Wachsler-Markowitsch: Ja, genau.

Nachbaur: Das würde ich bei uns auch bezweifeln.

Wachsler-Markowitsch: Wahnsinnig spannend, warum das dort funktioniert und bei uns nicht. Wahnsinnig spannend.

Nachbaur: Das ist wohl eine sehr, sehr lange Tradition der Bürgernähe.

Wachsler-Markowitsch: Wahrscheinlich. Aber es muss auch eine Bildungssache sein, dass diese, ich sage einmal politische Intelligenz oder das Demokratieverständnis, dass auch Demokratie richtig angewendet gehört in der Schweiz verankert ist und bei uns nicht.

Nachbaur: Richtig, ja.

Wachsler-Markowitsch: Ich kann nicht auf der einen Seite jemanden wählen, der mich vertritt, dann aber auf der anderen Seite glauben, ich werde bezüglich allem und jedem gefragt.

„Dieser Brexit ist doch ein absoluter Schwachsinn.“

Dieser Brexit ist doch ein absoluter Schwachsinn, ich kann doch nicht zuerst einem Wirtschaftsraum beitreten, ihn mitgründen und dann mach ich eine Volksbefragung zu einem denkbar ungünstigen Zeitpunkt und ein Bruchteil der Wahlberechtigten geht wählen und von dem Bruchteil sagt die knappe Mehrheit „wir wollen wieder austreten“. Das ist doch demokratisch komplett daneben.

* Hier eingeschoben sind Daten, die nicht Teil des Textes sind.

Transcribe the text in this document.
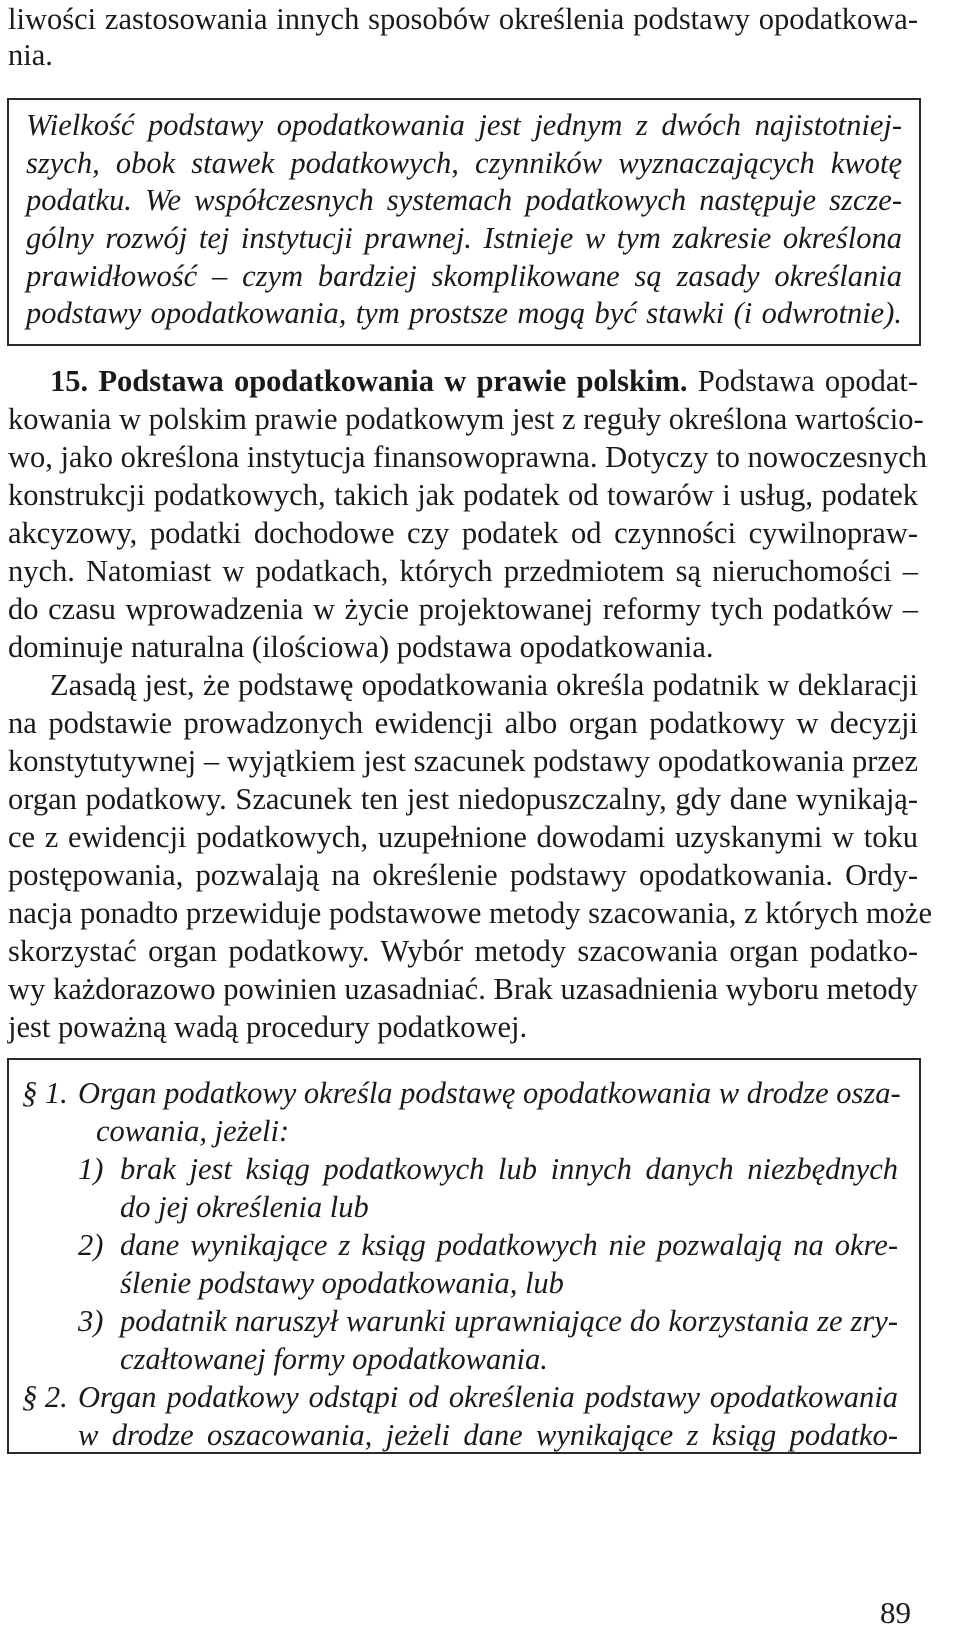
liwości zastosowania innych sposobów określenia podstawy opodatkowa-
nia.
Wielkość podstawy opodatkowania jest jednym z dwóch najistotniej-
szych, obok stawek podatkowych, czynników wyznaczających kwotę
podatku. We współczesnych systemach podatkowych następuje szcze-
gólny rozwój tej instytucji prawnej. Istnieje w tym zakresie określona
prawidłowość – czym bardziej skomplikowane są zasady określania
podstawy opodatkowania, tym prostsze mogą być stawki (i odwrotnie).
15. Podstawa opodatkowania w prawie polskim. Podstawa opodat-
kowania w polskim prawie podatkowym jest z reguły określona wartościo-
wo, jako określona instytucja finansowoprawna. Dotyczy to nowoczesnych
konstrukcji podatkowych, takich jak podatek od towarów i usług, podatek
akcyzowy, podatki dochodowe czy podatek od czynności cywilnopraw-
nych. Natomiast w podatkach, których przedmiotem są nieruchomości –
do czasu wprowadzenia w życie projektowanej reformy tych podatków –
dominuje naturalna (ilościowa) podstawa opodatkowania.
Zasadą jest, że podstawę opodatkowania określa podatnik w deklaracji
na podstawie prowadzonych ewidencji albo organ podatkowy w decyzji
konstytutywnej – wyjątkiem jest szacunek podstawy opodatkowania przez
organ podatkowy. Szacunek ten jest niedopuszczalny, gdy dane wynikają-
ce z ewidencji podatkowych, uzupełnione dowodami uzyskanymi w toku
postępowania, pozwalają na określenie podstawy opodatkowania. Ordy-
nacja ponadto przewiduje podstawowe metody szacowania, z których może
skorzystać organ podatkowy. Wybór metody szacowania organ podatko-
wy każdorazowo powinien uzasadniać. Brak uzasadnienia wyboru metody
jest poważną wadą procedury podatkowej.
§ 1. Organ podatkowy określa podstawę opodatkowania w drodze osza-
cowania, jeżeli:
1) brak jest ksiąg podatkowych lub innych danych niezbędnych
do jej określenia lub
2) dane wynikające z ksiąg podatkowych nie pozwalają na okre-
ślenie podstawy opodatkowania, lub
3) podatnik naruszył warunki uprawniające do korzystania ze zry-
czałtowanej formy opodatkowania.
§ 2. Organ podatkowy odstąpi od określenia podstawy opodatkowania
w drodze oszacowania, jeżeli dane wynikające z ksiąg podatko-
89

Die Mehrheit hat nämlich nicht gesagt, wir wollen austreten, es hat nur die knappe Mehrheit, von denen die hingegangen sind gesagt, „wir wollen austreten“.

Nachbaur: Aber wenn man das so betrachtet, wird der nächste Präsident der USA wahrscheinlich auch nur von rund 10 % der Bevölkerung gewählt. (Anm.: Das Interview fand am Montag vor den Präsidentenwahlen in den USA statt.)

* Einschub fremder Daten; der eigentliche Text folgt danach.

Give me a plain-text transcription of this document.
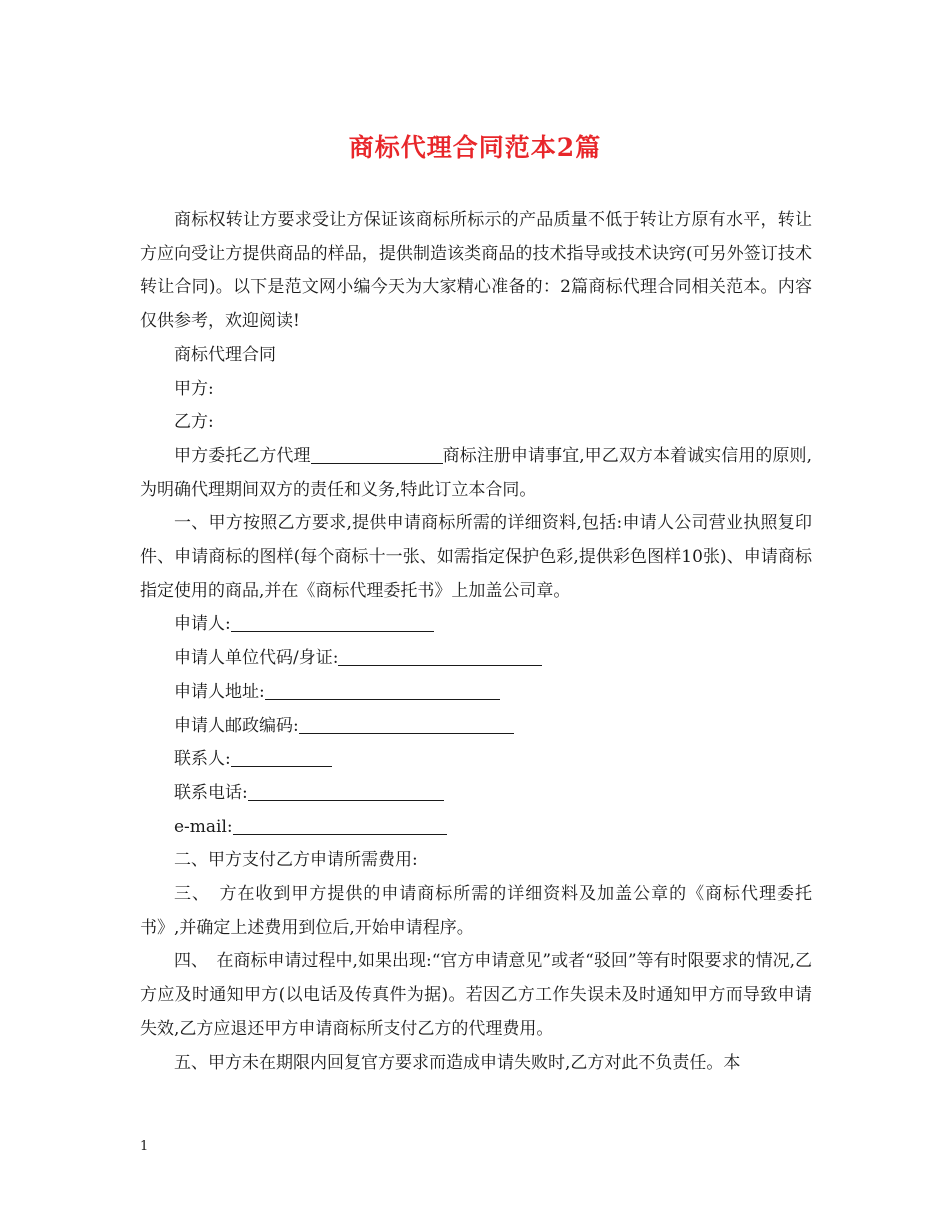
商标代理合同范本2篇

商标权转让方要求受让方保证该商标所标示的产品质量不低于转让方原有水平，转让方应向受让方提供商品的样品，提供制造该类商品的技术指导或技术诀窍(可另外签订技术转让合同)。以下是范文网小编今天为大家精心准备的：2篇商标代理合同相关范本。内容仅供参考，欢迎阅读!

商标代理合同

甲方:

乙方:

甲方委托乙方代理	商标注册申请事宜,甲乙双方本着诚实信用的原则,为明确代理期间双方的责任和义务,特此订立本合同。

一、甲方按照乙方要求,提供申请商标所需的详细资料,包括:申请人公司营业执照复印件、申请商标的图样(每个商标十一张、如需指定保护色彩,提供彩色图样10张)、申请商标指定使用的商品,并在《商标代理委托书》上加盖公司章。

申请人:

申请人单位代码/身证:

申请人地址:

申请人邮政编码:

联系人:

联系电话:

e-mail:

二、甲方支付乙方申请所需费用:

三、　方在收到甲方提供的申请商标所需的详细资料及加盖公章的《商标代理委托书》,并确定上述费用到位后,开始申请程序。

四、　在商标申请过程中,如果出现:“官方申请意见”或者“驳回”等有时限要求的情况,乙方应及时通知甲方(以电话及传真件为据)。若因乙方工作失误未及时通知甲方而导致申请失效,乙方应退还甲方申请商标所支付乙方的代理费用。

五、甲方未在期限内回复官方要求而造成申请失败时,乙方对此不负责任。本

1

Wachsler-Markowitsch: Das ist richtig.

Nachbaur: Was wäre die Alternative?

Wachsler-Markowitsch: Das ist ein bisschen was anderes. Der Unterschied dabei ist – und das könnte man auf unsere Präsidentenwahlen auch umlegen – hier stelle ich etwas zur Wahl, wo ich etwas machen muss, wo ich eine Entscheidung treffen muss. Aber ich muss ja keine Entscheidung treffen, wo auszutreten, wo ich schon dabei bin.

Nachbaur: Ich habe allerdings den Eindruck, es ging gar nicht um die Wirtschaft. Ich war mit einer Delegation vom Parlament aus in London anlässlich des Brexit und wir hatten ausschließlich Treffen mit „Remain-Leuten“…

Wachsler-Markowitsch: Aber schauen Sie, Sie treffen sich mit Eliten und die Eliten werden alle sagen, wir wollen bleiben.

Nachbaur: Genau, ich wollte gerade zu dem Punkt kommen. Ich bin dann im Pub gewesen und hab mich mit dem Pub-Eigentümer und dem Kellner unterhalten und genauso mit dem Taxler. Und nach diesen drei Gesprächen hab ich gewusst, das wird ein Brexit und das hatte überhaupt nichts mit der Wirtschaft zu tun. Den normalen Leuten ging es nur um die Frage der Ausländer und deren Zuwanderung ins Sozialsystem. Die Mehrheit der Briten will keine Immigration und fertig.

Wachsler-Markowitsch: Genau. Was zu akzeptieren ist, ist ja gar kein Problem. Aber deswegen braucht man nicht austreten aus der EU. Weil die Konsequenz nicht bekannt ist. Die Briten haben sich genügend Ausnahmeregelungen geschaffen in der Vergangenheit. Das könnte man ganz einfach lösen, wenn man sagt: Leute, gar kein Problem, wir schränken die Personenfreizügigkeit für euch ein.

„Wenn Orban sagt, ernimmt keine Flüchtlinge, dann zahlt er halt ein paar Milliarden mehr im Jahr.“

Dafür zahlt ihr ein bisschen mehr. Weil die Leute müssen wir ja woanders aushalten, die sonst zu euch gekommen wären. Ist doch ganz einfach zu lösen. Wenn Orban sagt, er nimmt keine Flüchtlinge, dann sag ich fein, dann zahlst ein paar Milliarden mehr im Jahr und die Flüchtlinge sind halt bei uns. Wenn kümmerts.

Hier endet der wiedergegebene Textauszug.